Tu peux m’apporter mon jean stp ?


 – T’as reparlé avec ton frère pour l’appart ?

 Corentin, qui vient d’apparaitre dans l’encadrement de la porte, se glisse derrière moi et me dévisage de la tête aux pieds. L’entendre précisément mentionner ce point rend son départ plus réel. Un pincement au cœur vient contrarier ma bonne humeur.

 Pas encore.

 La sonnette de la porte d’entrée retentit. Corentin m’interroge du regard.

 – Mon jean, l’informé-je.

 Il faut dire que même s’il tolère la présence de Will, il ne s’habitue pas pour autant à ses nombreux passages express journaliers.

 Corentin revient trente secondes plus tard et me tend mon pantalon.

 – Si j’avais su qu’il suffisait d’un petit service pour le rendre si aimable, je l’aurais rendu à ta place. Il n’a pas une autre copine à aller chercher à l’aéroport ?

 Je m’esclaffe en enfilant ma chemise. Il ne croit pas si bien dire : Laura est partie en vacances il y a quelques jours. On peut au moins dire du frérot que sur ce coup-là, il a joué d’une coïncidence incroyable.

 – Plus sérieusement, reprend-il en se rapprochant, tu devrais lui parler.

 Son regard inquiet se pose sur moi.

 – C’est prévu.

 – Je n’ai pas envie que tu te retrouves au dernier moment à devoir…

 Il ne termine pas sa phrase mais je sais qu’il parle de Claire. Il ne veut pas que je vende mon âme pour négocier ma place dans une chambre qui a toujours été la mienne. Et moi je ne veux pas le vendre lui. Je ne suis pas encore prêt à affronter ma mère.
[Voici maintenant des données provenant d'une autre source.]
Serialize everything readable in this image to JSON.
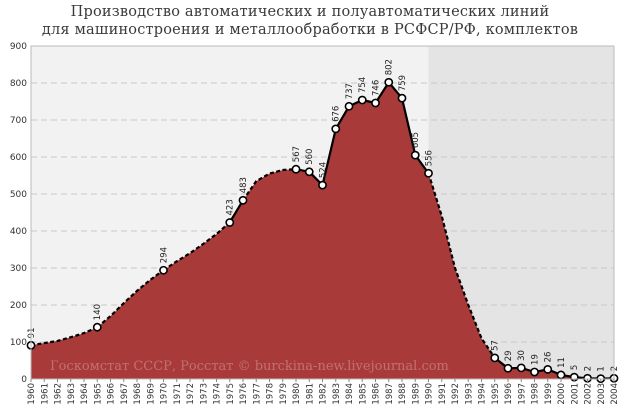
{
  "chart_data": {
    "type": "area",
    "title_lines": [
      "Производство автоматических и полуавтоматических линий",
      "для машиностроения и металлообработки в РСФСР/РФ, комплектов"
    ],
    "watermark": "Госкомстат СССР, Росстат © burckina-new.livejournal.com",
    "ylim": [
      0,
      900
    ],
    "yticks": [
      0,
      100,
      200,
      300,
      400,
      500,
      600,
      700,
      800,
      900
    ],
    "xlim": [
      1960,
      2004
    ],
    "categories": [
      "1960",
      "1961",
      "1962",
      "1963",
      "1964",
      "1965",
      "1966",
      "1967",
      "1968",
      "1969",
      "1970",
      "1971",
      "1972",
      "1973",
      "1974",
      "1975",
      "1976",
      "1977",
      "1978",
      "1979",
      "1980",
      "1981",
      "1982",
      "1983",
      "1984",
      "1985",
      "1986",
      "1987",
      "1988",
      "1989",
      "1990",
      "1991",
      "1992",
      "1993",
      "1994",
      "1995",
      "1996",
      "1997",
      "1998",
      "1999",
      "2000",
      "2001",
      "2002",
      "2003",
      "2004"
    ],
    "shaded_region": [
      1990,
      2004
    ],
    "colors": {
      "fill": "#a83a39",
      "line": "#000000",
      "background_left": "#f2f2f2",
      "background_right": "#e4e4e4",
      "grid": "#c8c8c8"
    },
    "grid": true,
    "points": [
      {
        "x": 1960,
        "y": 91,
        "label": "91"
      },
      {
        "x": 1965,
        "y": 140,
        "label": "140"
      },
      {
        "x": 1970,
        "y": 294,
        "label": "294"
      },
      {
        "x": 1975,
        "y": 423,
        "label": "423"
      },
      {
        "x": 1976,
        "y": 483,
        "label": "483"
      },
      {
        "x": 1980,
        "y": 567,
        "label": "567"
      },
      {
        "x": 1981,
        "y": 560,
        "label": "560"
      },
      {
        "x": 1982,
        "y": 524,
        "label": "524"
      },
      {
        "x": 1983,
        "y": 676,
        "label": "676"
      },
      {
        "x": 1984,
        "y": 737,
        "label": "737"
      },
      {
        "x": 1985,
        "y": 754,
        "label": "754"
      },
      {
        "x": 1986,
        "y": 746,
        "label": "746"
      },
      {
        "x": 1987,
        "y": 802,
        "label": "802"
      },
      {
        "x": 1988,
        "y": 759,
        "label": "759"
      },
      {
        "x": 1989,
        "y": 605,
        "label": "605"
      },
      {
        "x": 1990,
        "y": 556,
        "label": "556"
      },
      {
        "x": 1995,
        "y": 57,
        "label": "57"
      },
      {
        "x": 1996,
        "y": 29,
        "label": "29"
      },
      {
        "x": 1997,
        "y": 30,
        "label": "30"
      },
      {
        "x": 1998,
        "y": 19,
        "label": "19"
      },
      {
        "x": 1999,
        "y": 26,
        "label": "26"
      },
      {
        "x": 2000,
        "y": 11,
        "label": "11"
      },
      {
        "x": 2001,
        "y": 5,
        "label": "5"
      },
      {
        "x": 2002,
        "y": 2,
        "label": "2"
      },
      {
        "x": 2003,
        "y": 1,
        "label": "1"
      },
      {
        "x": 2004,
        "y": 2,
        "label": "2"
      }
    ],
    "interpolated_segments": [
      {
        "x": [
          1960,
          1962,
          1963,
          1964,
          1965
        ],
        "y": [
          91,
          103,
          113,
          124,
          140
        ]
      },
      {
        "x": [
          1965,
          1966,
          1967,
          1968,
          1969,
          1970
        ],
        "y": [
          140,
          170,
          205,
          238,
          268,
          294
        ]
      },
      {
        "x": [
          1970,
          1971,
          1972,
          1973,
          1974,
          1975
        ],
        "y": [
          294,
          318,
          340,
          365,
          392,
          423
        ]
      },
      {
        "x": [
          1976,
          1977,
          1978,
          1979,
          1980
        ],
        "y": [
          483,
          535,
          555,
          565,
          567
        ]
      },
      {
        "x": [
          1990,
          1991,
          1992,
          1993,
          1994,
          1995
        ],
        "y": [
          556,
          440,
          300,
          200,
          110,
          57
        ]
      }
    ]
  }
}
 – C’est prévu, mais pas maintenant.

 Son regard me sonde. Gêné, je fini par baisser les yeux.


***


 Corentin sort de la cabine d’essayage en ajustant les manches de la chemise bleu nuit qu’il vient d’enfiler. Je dois reconnaître qu’elle lui sied à merveille ; même avec les cheveux en pagaille, il a l’allure d’un de ces modèles sur la couverture d’un magasine de mode. J’en deviendrais presque envieux.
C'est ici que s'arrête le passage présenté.